I need help solving a graph theory problem that has a strict set of unique rules

I need help developing the pseudocode of an algorithm that can solve the following problem:
 
Given a simple undirected graph of n positively weighted nodes with unweighted edges, return a result containing sets of nodes found under the following rules:
 
1. Sets must contain exactly two pairs of two nodes, where the nodes within a pair are connected by an edge
2. The result contains each node at most once
3. As many sets as possible are in the result. Specifically, (n - (n % 4)) / 4 sets are in the result
4. The result has the smallest possible result weight. The result weight is calculated as follows: Imagine a graph with eight nodes, named A, B, C, and so on until H. Pairs of nodes will have a pair weight which for nodes A and B with weights Aw and Bw, is Aw + Bw.

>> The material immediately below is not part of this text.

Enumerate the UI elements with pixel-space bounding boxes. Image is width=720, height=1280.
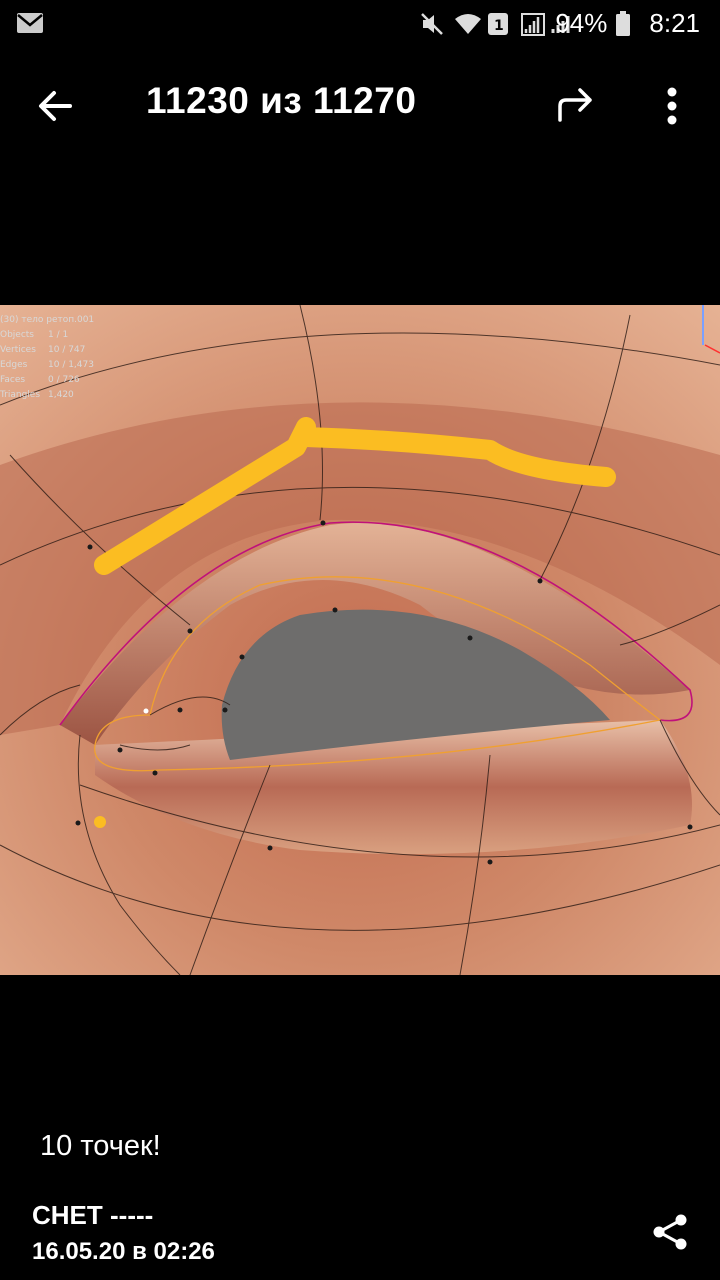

Sets will have a set weight which for pairs AB and CD with pair weights ABw and CDw, is | ABw - CDw |. The result will have a result weight which for sets ABCD and EFGH with set weights ABCDw and EFGHw, is ABCDw + EFGHw
 
If any of the rules cannot be met, then return a result with zero sets
  • I would ask to rewrite the question because it's difficult to read.

  • The bounty is low for the level of the question and the time one needs to spend to write a good solution.

  • A few clarifications: Must the edge between pairs exist in the underlying graph? Do we ignore the remainder that cannot be partitioned into a subgraph of 4? Finally, and you can ignore this if you'd like, but what's the inspiration for this problem? Knowing that can help motivate a model.

  • Thank you for the feedback Mathe and Daniel90. Larrybo, here are the answers to your questions: 1. Yes an edge must exist between nodes for them to be a pair per rule 1. 2. Yes you may ignore all nodes left over after the maximum number of sets are in the result as defined in rule 3 3. I will unfortunately refrain from answering the inspiration for the problem statement

  • I have added pictures to this problem to help with visualizing it. File 1 is an example graph with n = 9. File 2 is an example of a correct solution for the graph. We know this is a correct solution because the result weight is 0, which is as small as possible. That's not to say for some graphs the smallest result weight may be above 0 or there may be other results with a result weight of 0. File 3 is a duplicate of file 2, my mistake. File 4 is an example of an incorrect solution for the graph.